This is the PT PROFILE Autogyro kit made by Flying Balsa.  It is powered by a Scorpion 3014-18 electric motor that was hand wound by MicroDan, a well known designer and builder of custom electric motors.  The motor is controlled by a Castle Creations Thunderbird 36 ESC and swings an APC 11 x 3.8 prop.  Power is supplied by a Polyquest 3S 3600ma 12C LiPo battery pack.  The radio system is a JR9303 with a FrSky 2.4 transmitter module installed.  The receiver is a FrSky 4 channel parkflyer model, which while not a full range receiver, provides much greater range than the autogyro could be flown and still maintain orientation.  HiTec 225MG servos are used to control the pitch and roll axis of the rotor and a HiTec 85MG is used to control the rudder.  Installation of the roll and pitch servos was simplified using servo frames purchased from Soaring USA.  This will make maintenance of the servos easy without disturbing the actual mounting position of the servos.  The fuselage was painted with Krylon spray enamel while the rotor blades and tail feathers were covered with Ultracote.  Overall length is 28 with a rotor diameter of 38 and an all up weight of approximately 33 ounces.  

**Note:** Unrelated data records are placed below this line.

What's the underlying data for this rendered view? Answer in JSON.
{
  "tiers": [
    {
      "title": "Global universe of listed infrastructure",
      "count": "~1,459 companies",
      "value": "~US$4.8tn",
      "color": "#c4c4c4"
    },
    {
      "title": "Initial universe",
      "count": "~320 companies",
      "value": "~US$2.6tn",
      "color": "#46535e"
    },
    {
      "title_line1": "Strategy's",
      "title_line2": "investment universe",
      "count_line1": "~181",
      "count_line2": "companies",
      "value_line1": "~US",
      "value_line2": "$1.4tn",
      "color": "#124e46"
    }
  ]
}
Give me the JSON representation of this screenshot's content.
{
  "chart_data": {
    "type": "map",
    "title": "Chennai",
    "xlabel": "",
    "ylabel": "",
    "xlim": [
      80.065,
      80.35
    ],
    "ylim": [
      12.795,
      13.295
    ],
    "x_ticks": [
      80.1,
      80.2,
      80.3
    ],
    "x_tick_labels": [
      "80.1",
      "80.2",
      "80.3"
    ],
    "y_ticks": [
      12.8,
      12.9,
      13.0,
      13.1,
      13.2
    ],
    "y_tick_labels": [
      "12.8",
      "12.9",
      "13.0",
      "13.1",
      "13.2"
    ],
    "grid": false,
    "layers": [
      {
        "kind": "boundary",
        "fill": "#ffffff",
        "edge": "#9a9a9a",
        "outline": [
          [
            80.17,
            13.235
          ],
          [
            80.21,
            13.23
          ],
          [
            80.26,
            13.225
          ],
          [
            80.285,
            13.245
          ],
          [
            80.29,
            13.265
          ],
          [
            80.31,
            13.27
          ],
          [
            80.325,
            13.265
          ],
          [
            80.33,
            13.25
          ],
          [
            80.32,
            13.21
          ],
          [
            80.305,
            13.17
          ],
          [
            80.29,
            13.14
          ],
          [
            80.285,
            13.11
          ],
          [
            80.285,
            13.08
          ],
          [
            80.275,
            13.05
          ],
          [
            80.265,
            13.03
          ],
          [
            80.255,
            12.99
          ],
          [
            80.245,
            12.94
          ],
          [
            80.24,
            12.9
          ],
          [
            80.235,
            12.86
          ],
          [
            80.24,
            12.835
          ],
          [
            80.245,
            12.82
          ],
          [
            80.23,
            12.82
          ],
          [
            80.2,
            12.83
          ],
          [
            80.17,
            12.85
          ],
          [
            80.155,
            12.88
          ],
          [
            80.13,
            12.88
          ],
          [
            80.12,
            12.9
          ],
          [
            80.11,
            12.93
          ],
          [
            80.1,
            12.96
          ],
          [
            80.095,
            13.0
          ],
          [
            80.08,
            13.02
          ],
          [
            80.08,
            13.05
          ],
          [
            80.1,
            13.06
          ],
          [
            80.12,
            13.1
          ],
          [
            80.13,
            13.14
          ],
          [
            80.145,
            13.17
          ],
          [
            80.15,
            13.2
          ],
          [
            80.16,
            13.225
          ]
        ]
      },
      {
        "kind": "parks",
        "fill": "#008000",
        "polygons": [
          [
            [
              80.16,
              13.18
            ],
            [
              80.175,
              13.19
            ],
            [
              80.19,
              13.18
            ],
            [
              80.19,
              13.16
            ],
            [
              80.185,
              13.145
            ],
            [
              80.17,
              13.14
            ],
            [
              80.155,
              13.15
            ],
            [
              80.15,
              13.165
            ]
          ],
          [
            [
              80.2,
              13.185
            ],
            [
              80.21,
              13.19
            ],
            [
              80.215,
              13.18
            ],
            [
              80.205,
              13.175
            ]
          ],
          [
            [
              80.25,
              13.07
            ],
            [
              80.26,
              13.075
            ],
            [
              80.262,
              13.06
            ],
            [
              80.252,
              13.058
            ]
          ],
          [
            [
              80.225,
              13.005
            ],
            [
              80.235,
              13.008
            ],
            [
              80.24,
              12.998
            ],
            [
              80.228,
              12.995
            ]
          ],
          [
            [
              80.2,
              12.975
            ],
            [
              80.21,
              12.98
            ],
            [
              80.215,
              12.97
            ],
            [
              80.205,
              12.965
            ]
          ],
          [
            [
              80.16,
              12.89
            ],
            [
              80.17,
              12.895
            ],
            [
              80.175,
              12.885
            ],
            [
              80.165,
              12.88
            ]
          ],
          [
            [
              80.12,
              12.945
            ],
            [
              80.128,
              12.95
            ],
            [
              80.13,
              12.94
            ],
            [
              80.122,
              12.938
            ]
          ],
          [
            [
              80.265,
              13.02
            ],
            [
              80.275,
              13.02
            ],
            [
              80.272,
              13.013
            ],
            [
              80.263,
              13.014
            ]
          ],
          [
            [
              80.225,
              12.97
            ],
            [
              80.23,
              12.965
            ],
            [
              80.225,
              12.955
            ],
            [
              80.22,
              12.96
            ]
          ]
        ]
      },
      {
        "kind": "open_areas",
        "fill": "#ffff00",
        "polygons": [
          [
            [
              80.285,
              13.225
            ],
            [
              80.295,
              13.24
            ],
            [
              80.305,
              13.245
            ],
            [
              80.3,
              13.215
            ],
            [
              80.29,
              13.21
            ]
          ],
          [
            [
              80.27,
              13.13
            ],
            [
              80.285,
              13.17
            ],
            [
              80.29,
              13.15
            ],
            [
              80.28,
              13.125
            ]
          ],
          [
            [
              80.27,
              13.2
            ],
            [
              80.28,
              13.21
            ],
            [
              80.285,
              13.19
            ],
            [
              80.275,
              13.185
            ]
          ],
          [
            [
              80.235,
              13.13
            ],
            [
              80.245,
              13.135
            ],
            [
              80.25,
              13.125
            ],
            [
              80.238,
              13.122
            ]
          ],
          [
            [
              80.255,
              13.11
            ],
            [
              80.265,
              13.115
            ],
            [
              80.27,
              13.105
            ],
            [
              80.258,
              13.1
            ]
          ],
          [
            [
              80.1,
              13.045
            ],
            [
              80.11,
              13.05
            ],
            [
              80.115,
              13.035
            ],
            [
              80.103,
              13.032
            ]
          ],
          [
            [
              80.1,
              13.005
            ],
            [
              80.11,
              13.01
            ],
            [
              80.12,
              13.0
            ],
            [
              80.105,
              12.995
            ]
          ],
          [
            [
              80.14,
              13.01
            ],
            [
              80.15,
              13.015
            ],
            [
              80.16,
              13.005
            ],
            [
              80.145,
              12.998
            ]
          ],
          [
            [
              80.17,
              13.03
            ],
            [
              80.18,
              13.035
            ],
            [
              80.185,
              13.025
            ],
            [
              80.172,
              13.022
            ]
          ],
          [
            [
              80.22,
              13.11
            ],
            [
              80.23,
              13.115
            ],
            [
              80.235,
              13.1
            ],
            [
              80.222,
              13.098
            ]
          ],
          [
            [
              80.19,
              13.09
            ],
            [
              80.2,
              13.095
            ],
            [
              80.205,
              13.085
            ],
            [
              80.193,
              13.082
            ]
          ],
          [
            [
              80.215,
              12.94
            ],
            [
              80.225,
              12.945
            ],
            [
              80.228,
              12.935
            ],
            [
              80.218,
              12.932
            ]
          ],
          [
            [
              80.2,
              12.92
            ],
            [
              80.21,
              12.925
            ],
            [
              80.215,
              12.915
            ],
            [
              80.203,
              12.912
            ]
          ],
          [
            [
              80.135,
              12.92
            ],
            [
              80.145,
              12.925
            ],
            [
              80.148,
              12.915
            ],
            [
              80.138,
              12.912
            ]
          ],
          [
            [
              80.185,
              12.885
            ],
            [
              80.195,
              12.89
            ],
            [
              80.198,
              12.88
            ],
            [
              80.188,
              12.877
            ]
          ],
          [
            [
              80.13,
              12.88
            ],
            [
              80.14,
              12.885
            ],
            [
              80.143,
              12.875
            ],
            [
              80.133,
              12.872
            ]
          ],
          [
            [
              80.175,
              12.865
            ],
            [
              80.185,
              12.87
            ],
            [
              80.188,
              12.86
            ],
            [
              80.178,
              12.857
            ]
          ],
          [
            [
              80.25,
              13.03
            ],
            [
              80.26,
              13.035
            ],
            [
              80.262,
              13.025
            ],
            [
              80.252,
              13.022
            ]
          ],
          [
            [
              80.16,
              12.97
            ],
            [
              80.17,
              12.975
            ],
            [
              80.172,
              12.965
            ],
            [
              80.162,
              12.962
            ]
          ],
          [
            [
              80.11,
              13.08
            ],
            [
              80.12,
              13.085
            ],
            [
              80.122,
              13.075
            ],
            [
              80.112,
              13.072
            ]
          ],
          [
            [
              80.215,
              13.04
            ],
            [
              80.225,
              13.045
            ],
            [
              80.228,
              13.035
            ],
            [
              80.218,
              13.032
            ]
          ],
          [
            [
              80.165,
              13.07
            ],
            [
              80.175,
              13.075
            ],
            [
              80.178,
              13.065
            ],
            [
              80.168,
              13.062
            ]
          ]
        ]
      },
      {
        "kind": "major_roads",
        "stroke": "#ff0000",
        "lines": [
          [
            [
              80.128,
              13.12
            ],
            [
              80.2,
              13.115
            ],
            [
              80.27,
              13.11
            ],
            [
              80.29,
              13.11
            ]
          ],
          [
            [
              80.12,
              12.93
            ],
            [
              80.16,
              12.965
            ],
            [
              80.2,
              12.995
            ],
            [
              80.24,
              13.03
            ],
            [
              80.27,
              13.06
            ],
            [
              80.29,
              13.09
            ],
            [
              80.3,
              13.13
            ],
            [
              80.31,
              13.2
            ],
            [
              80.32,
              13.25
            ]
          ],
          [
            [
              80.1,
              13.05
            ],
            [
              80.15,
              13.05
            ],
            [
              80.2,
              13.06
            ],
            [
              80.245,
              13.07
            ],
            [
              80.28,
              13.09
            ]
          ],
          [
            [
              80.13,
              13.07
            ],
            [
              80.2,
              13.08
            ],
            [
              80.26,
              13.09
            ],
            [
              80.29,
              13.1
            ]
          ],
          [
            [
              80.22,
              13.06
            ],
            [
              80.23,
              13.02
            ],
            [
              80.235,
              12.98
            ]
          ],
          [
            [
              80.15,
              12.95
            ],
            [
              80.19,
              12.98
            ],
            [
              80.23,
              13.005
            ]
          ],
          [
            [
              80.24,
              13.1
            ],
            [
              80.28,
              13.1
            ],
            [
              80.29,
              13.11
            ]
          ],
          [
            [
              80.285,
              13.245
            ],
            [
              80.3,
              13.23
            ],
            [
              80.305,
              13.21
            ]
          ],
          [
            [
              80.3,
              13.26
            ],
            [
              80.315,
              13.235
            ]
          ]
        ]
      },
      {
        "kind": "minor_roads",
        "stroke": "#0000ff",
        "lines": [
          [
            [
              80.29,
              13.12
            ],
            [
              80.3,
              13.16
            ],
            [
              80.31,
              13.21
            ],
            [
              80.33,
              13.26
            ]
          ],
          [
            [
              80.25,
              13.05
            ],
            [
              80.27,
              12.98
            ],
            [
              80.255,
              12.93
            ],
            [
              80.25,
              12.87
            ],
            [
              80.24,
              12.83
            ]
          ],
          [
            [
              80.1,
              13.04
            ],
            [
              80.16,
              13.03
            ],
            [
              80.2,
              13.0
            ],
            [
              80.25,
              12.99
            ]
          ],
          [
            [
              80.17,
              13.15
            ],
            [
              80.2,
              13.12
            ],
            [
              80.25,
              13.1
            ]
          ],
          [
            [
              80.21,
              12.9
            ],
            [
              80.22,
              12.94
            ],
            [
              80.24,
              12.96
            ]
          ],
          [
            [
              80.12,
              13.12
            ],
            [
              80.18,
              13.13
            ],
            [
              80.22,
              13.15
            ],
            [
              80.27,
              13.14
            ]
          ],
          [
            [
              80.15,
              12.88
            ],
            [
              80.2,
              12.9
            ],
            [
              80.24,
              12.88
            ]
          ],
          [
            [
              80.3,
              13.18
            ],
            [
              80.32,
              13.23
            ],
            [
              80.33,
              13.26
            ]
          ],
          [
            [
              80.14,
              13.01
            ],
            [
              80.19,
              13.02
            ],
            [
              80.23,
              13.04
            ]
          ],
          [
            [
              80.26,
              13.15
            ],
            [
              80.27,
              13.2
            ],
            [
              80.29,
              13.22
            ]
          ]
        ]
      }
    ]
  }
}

    The model has been flown now a total of 4 times and is quite stable in the air.  Id fly the gyro more often but so far every time Ive brought it with me to the field there was no wind to speak of.  Usually this is great but for the gyro having wind is better.  The hardest part of flying the model is takeoffs as the rotor head has to come up to speed before you break ground.  Failure to do this usually results in a tip over, which Ive done lots of times with no damage.  With a no wind situation the length of our current field is barely enough distance for the rotor to come up to speed, however, with a mild 5 mph wind, takeoff rolls are about 50 - 75 feet.  Once in the air the autogyro flies pretty much like an airplane.  The hardest part about flying it is maintaining proper visual orientation.  However, once you get use to it, this becomes much less an issue.  Flying close in to yourself at first is pretty much a necessity till you get use to the unusual profile.  Landings are pretty much a no brainer, line it up and reduce throttle just enough to let the model drop at a reasonable rate.  I do like this model.  It was easy to build and is easy to maintain.    Flying Balsa has retired the PT Profile but has replaced it with a similar size model called the SCOUT with many improvements from this design.